On Tuesday, the Invesco QQQ Trust (NASDAQ: QQQ) was up 0.9%, SPDR Dow Jones Industrial Average ETF (NYSEArca: DIA) was flat and SPDR S&P 500 ETF (NYSEArca: SPY) was 0.3% higher.

After both fiscal and monetary stimulus measures pumped out trillions of dollars into the economy, the S&P 500 has finally regained its pre-coronavirus pandemic highs, and if the benchmark closes above 3,386.15, it would confirm the index has been in a new bull market since the March lows, Reuters reports.

“The economy, generally speaking, is doing better than what people had expected. There was an over-correction on the downside and once people realized it was overdone, then it returned,”  Brian Bethune, Economist at Tufts University, told Reuters.

Nevertheless, there are still lingering concerns over the health of the economy as Covid-19 hot spots flare up across the country and Congress continues to stall on an economic relief package. Additionally, the lackluster earnings season has kept gains muted, but many have still placed hopes on a turnaround in the year ahead.

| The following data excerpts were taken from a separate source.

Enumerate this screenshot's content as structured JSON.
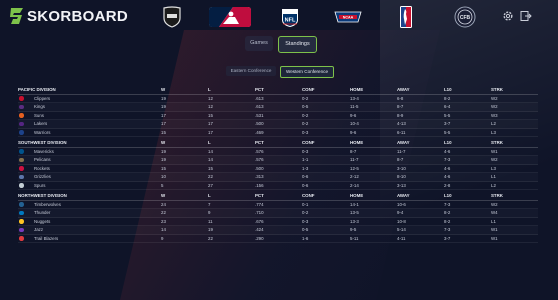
{
  "app": {
    "title": "SKORBOARD"
  },
  "leagues": [
    {
      "name": "NHL",
      "icon": "nhl-logo-icon"
    },
    {
      "name": "MLB",
      "icon": "mlb-logo-icon"
    },
    {
      "name": "NFL",
      "icon": "nfl-logo-icon"
    },
    {
      "name": "NCAA",
      "icon": "ncaa-logo-icon"
    },
    {
      "name": "NBA",
      "icon": "nba-logo-icon"
    },
    {
      "name": "CFB",
      "icon": "cfb-logo-icon"
    }
  ],
  "header": {
    "settings_icon": "gear-icon",
    "exit_icon": "exit-icon"
  },
  "tabs": [
    {
      "label": "Games",
      "active": false
    },
    {
      "label": "Standings",
      "active": true
    }
  ],
  "conference_tabs": [
    {
      "label": "Eastern Conference",
      "active": false
    },
    {
      "label": "Western Conference",
      "active": true
    }
  ],
  "columns": [
    "W",
    "L",
    "PCT",
    "CONF",
    "HOME",
    "AWAY",
    "L10",
    "STRK"
  ],
  "divisions": [
    {
      "name": "PACIFIC DIVISION",
      "teams": [
        {
          "team": "Clippers",
          "w": "19",
          "l": "12",
          "pct": ".613",
          "conf": "0-2",
          "home": "13-4",
          "away": "6-8",
          "l10": "8-2",
          "strk": "W2",
          "color": "#c8102e"
        },
        {
          "team": "Kings",
          "w": "19",
          "l": "12",
          "pct": ".613",
          "conf": "0-5",
          "home": "11-5",
          "away": "8-7",
          "l10": "6-4",
          "strk": "W2",
          "color": "#5a2d81"
        },
        {
          "team": "Suns",
          "w": "17",
          "l": "15",
          "pct": ".531",
          "conf": "0-2",
          "home": "9-6",
          "away": "8-9",
          "l10": "5-5",
          "strk": "W3",
          "color": "#e56020"
        },
        {
          "team": "Lakers",
          "w": "17",
          "l": "17",
          "pct": ".500",
          "conf": "0-2",
          "home": "10-4",
          "away": "4-13",
          "l10": "3-7",
          "strk": "L2",
          "color": "#552583"
        },
        {
          "team": "Warriors",
          "w": "15",
          "l": "17",
          "pct": ".469",
          "conf": "0-3",
          "home": "9-6",
          "away": "6-11",
          "l10": "5-5",
          "strk": "L3",
          "color": "#1d428a"
        }
      ]
    },
    {
      "name": "SOUTHWEST DIVISION",
      "teams": [
        {
          "team": "Mavericks",
          "w": "19",
          "l": "14",
          "pct": ".576",
          "conf": "0-3",
          "home": "8-7",
          "away": "11-7",
          "l10": "4-6",
          "strk": "W1",
          "color": "#00538c"
        },
        {
          "team": "Pelicans",
          "w": "19",
          "l": "14",
          "pct": ".576",
          "conf": "1-1",
          "home": "11-7",
          "away": "8-7",
          "l10": "7-3",
          "strk": "W2",
          "color": "#85714d"
        },
        {
          "team": "Rockets",
          "w": "15",
          "l": "15",
          "pct": ".500",
          "conf": "1-3",
          "home": "12-5",
          "away": "3-10",
          "l10": "4-6",
          "strk": "L3",
          "color": "#ce1141"
        },
        {
          "team": "Grizzlies",
          "w": "10",
          "l": "22",
          "pct": ".313",
          "conf": "0-6",
          "home": "2-12",
          "away": "8-10",
          "l10": "4-6",
          "strk": "L1",
          "color": "#5d76a9"
        },
        {
          "team": "Spurs",
          "w": "5",
          "l": "27",
          "pct": ".156",
          "conf": "0-6",
          "home": "2-14",
          "away": "3-13",
          "l10": "2-8",
          "strk": "L2",
          "color": "#c4ced4"
        }
      ]
    },
    {
      "name": "NORTHWEST DIVISION",
      "teams": [
        {
          "team": "Timberwolves",
          "w": "24",
          "l": "7",
          "pct": ".774",
          "conf": "0-1",
          "home": "14-1",
          "away": "10-6",
          "l10": "7-3",
          "strk": "W2",
          "color": "#236192"
        },
        {
          "team": "Thunder",
          "w": "22",
          "l": "9",
          "pct": ".710",
          "conf": "0-2",
          "home": "13-5",
          "away": "9-4",
          "l10": "8-2",
          "strk": "W4",
          "color": "#007ac1"
        },
        {
          "team": "Nuggets",
          "w": "23",
          "l": "11",
          "pct": ".676",
          "conf": "0-3",
          "home": "13-3",
          "away": "10-8",
          "l10": "8-2",
          "strk": "L1",
          "color": "#fec524"
        },
        {
          "team": "Jazz",
          "w": "14",
          "l": "19",
          "pct": ".424",
          "conf": "0-5",
          "home": "9-5",
          "away": "5-14",
          "l10": "7-3",
          "strk": "W1",
          "color": "#753bbd"
        },
        {
          "team": "Trail Blazers",
          "w": "9",
          "l": "22",
          "pct": ".290",
          "conf": "1-6",
          "home": "5-11",
          "away": "4-11",
          "l10": "3-7",
          "strk": "W1",
          "color": "#e03a3e"
        }
      ]
    }
  ]
}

“This is certainly a circumstance where capital markets are looking beyond the current earnings and economic chasm that have been created by economic shutdowns in response to COVID-19,” William Northey, senior investment director, U.S. Bank Wealth Management, told Reuters. “Capital markets are looking to 2021 and 2022 levels of recovery with a degree of optimism that there is a health solution (to COVID-19) around the corner.”

Additionally, with the summer season coming into full swing, the number of shares changing hands has also declined sharply, the Wall Street Journal reports. Trading volume in New York Stock Exchange-listed stocks was just 3.52 billion shares Monday, or one-third lower than the average level so far this year.

“It’s a situation where we have earnings kind of winding down and there’s not a whole lot of catalysts to take us to the next level,” Craig Hodges, portfolio manager for Hodges Funds, told the WSJ.

Furthermore, investors are concerned about the growing tensions between the U.S. and China, especially after the U.S. Commerce Department issued new rules cutting Huawei Technologies’s access to foreign-made chips Monday.

“The one thing that is weighing on people’s minds is the U.S.-China trade tensions,” Seema Shah, chief strategist, Principal Global Investors, told the WSJ. “Investors knew that tensions would rise in the run-up to the elections, but not that there would be concrete actions.”